Trik Menanam Kangkung Hidroponik Pakai Waring Bekas Ikan

kangkung hidroponik

Inovasi dalam dunia pertanian terus berkembang seiring dengan meningkatnya kebutuhan pangan dan keterbatasan lahan. Salah satu metode pertanian yang kini semakin diminati adalah hidroponik, yaitu teknik budidaya tanaman tanpa menggunakan tanah, melainkan dengan media air dan nutrisi. Dalam praktiknya, hidroponik tidak selalu membutuhkan peralatan mahal. Bahkan, waring bekas ikan, yang biasanya digunakan dalam budidaya perikanan, dapat dimanfaatkan kembali sebagai media tanam sederhana namun efektif, khususnya untuk tanaman sayuran daun seperti kangkung.

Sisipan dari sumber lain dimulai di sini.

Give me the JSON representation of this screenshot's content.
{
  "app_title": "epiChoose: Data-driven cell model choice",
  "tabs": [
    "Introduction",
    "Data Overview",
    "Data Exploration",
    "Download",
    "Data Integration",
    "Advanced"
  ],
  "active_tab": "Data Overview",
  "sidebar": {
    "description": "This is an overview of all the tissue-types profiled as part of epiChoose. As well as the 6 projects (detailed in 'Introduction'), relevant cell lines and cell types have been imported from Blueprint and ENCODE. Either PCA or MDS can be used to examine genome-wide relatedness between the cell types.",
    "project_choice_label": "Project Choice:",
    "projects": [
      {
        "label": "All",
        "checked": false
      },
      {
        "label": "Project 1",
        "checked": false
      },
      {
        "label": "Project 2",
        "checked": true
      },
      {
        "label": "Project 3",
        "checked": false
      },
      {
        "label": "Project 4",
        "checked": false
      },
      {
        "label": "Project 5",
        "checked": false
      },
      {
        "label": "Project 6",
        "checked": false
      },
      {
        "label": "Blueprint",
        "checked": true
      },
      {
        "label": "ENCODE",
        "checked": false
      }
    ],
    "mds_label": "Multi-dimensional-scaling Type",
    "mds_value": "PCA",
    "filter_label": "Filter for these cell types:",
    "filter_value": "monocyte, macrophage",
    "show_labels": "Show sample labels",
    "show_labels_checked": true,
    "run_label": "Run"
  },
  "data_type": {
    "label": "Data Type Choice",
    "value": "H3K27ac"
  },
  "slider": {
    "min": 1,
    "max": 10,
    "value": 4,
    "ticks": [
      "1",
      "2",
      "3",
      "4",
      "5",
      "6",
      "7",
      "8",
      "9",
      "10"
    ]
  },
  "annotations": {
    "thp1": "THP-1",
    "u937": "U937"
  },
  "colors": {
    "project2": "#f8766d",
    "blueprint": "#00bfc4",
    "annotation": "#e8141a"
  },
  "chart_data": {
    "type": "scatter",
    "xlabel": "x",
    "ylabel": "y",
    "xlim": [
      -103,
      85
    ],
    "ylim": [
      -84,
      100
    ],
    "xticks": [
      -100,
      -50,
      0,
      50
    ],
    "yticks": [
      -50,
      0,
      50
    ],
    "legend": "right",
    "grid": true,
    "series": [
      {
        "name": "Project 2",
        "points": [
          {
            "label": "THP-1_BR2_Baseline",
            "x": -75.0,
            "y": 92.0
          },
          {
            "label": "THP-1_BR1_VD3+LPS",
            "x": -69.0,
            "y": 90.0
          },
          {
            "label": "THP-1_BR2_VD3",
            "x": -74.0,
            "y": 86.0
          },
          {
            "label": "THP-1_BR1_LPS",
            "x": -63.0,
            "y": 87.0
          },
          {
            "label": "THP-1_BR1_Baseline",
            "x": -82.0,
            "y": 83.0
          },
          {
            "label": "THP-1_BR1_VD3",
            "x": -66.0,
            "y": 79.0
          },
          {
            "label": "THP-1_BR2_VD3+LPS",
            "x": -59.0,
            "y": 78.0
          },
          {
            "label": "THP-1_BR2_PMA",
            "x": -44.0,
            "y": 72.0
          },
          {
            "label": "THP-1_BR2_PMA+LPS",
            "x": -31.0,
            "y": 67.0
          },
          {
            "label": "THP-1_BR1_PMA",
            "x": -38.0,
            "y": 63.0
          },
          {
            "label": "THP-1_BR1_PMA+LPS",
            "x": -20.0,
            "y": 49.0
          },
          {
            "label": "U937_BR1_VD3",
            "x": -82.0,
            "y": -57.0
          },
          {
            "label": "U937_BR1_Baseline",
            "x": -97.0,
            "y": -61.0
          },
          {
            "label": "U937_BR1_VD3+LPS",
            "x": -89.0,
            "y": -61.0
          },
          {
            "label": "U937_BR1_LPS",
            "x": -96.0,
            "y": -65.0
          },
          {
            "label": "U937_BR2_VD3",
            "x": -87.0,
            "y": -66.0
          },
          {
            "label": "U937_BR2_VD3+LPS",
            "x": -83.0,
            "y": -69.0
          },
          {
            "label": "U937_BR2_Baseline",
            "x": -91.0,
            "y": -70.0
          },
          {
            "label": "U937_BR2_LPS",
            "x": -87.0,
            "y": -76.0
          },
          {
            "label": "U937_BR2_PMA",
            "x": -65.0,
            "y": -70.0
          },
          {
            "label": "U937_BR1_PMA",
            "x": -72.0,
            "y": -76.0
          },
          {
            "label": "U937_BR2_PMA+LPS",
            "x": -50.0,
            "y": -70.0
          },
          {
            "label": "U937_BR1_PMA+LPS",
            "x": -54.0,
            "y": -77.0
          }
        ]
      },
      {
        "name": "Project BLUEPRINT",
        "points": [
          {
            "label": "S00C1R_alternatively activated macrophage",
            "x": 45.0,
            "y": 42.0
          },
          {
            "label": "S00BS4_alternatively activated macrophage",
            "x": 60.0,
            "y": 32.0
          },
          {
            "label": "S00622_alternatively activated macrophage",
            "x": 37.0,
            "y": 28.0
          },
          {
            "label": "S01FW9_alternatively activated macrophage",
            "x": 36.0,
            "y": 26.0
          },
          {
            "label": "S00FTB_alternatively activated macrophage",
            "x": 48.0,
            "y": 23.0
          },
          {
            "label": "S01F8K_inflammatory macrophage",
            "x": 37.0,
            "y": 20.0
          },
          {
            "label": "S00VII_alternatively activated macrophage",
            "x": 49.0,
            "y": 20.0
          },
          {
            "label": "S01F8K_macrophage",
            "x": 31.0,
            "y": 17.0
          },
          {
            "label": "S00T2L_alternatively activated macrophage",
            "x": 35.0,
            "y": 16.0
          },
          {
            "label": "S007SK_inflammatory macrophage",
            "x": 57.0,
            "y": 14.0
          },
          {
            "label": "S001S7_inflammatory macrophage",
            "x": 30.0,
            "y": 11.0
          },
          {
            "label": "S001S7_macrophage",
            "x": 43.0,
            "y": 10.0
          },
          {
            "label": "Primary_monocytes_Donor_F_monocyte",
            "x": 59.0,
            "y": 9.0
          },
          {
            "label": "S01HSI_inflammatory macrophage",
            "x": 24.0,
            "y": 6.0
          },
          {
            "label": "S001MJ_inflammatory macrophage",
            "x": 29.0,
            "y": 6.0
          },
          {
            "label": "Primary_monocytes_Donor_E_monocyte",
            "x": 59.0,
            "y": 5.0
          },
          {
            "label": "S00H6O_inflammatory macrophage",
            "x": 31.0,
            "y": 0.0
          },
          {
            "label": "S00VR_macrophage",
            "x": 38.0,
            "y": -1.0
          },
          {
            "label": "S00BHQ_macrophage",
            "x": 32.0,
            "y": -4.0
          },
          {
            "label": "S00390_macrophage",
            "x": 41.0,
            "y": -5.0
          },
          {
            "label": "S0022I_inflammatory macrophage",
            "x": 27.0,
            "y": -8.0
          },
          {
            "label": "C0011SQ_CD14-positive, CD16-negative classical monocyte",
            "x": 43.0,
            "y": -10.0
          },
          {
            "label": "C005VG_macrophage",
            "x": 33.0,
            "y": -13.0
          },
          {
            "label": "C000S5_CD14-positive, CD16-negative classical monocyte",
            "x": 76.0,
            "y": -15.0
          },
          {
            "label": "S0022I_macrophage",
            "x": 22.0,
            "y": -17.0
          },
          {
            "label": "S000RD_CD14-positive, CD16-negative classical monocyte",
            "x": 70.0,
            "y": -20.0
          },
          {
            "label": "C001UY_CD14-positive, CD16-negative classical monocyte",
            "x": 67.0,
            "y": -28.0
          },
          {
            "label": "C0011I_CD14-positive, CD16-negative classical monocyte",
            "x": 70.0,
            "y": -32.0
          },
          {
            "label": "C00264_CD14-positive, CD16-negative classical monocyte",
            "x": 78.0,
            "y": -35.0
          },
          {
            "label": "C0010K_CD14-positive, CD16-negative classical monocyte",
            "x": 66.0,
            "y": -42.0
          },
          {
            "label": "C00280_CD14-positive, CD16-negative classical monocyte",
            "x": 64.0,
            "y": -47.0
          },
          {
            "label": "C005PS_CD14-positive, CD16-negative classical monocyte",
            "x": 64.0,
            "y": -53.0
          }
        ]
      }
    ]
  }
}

Terbuat dari polietilena (PE) atau HDPE, waring ikan merupakan jaring plastik berdesain kotak-kotak yang banyak digunakan. Setelah tidak lagi digunakan dalam kolam budidaya, waring ini sering kali dibuang atau terbengkalai. Padahal, dengan sedikit penyesuaian, waring bekas ini dapat dijadikan wadah tanam kangkung sistem rakit apung. Keberadaan lubang-lubang di waring membantu akar menembus ke air secara langsung, sementara bagian permukaannya berfungsi sebagai penyangga bagi bibit kangkung dalam media rockwool atau serat kelapa.

Penggunaan waring bekas ikan dalam sistem hidroponik memberikan sejumlah keunggulan. Pertama, biaya produksi menjadi lebih hemat, karena tidak perlu membeli netpot atau rak hidroponik baru. Kedua, waring bersifat ringan dan fleksibel, sehingga mudah dibentuk dan disesuaikan dengan ukuran wadah air. Ketiga, proses pemeliharaan tanaman juga lebih mudah dilakukan, karena tanaman dapat diangkat sekaligus jika diperlukan, tanpa merusak sistem akar.

Langkah-langkah menanam kangkung dengan metode ini cukup sederhana. Waring bekas dibersihkan terlebih dahulu, lalu dipotong sesuai ukuran wadah air (seperti ember, nampan, atau talang). Setelah itu, benih kangkung disemai di media tanam, dan setelah tumbuh 5–7 hari, bibit dipindahkan ke atas waring yang sudah mengapung di air berisi larutan nutrisi hidroponik (seperti AB Mix). Dalam waktu 2–3 minggu, kangkung sudah bisa dipanen.

Di satu sisi ramah lingkungan karena menekan produksi limbah plastik, di sisi lain metode ini juga mengadopsi praktik pertanian berkelanjutan melalui pemanfaatan sumber daya secara efisien. Hal ini sangat sesuai diterapkan di wilayah perkotaan atau pekarangan sempit, di mana masyarakat dapat menanam sayuran sehat secara mandiri tanpa perlu lahan luas.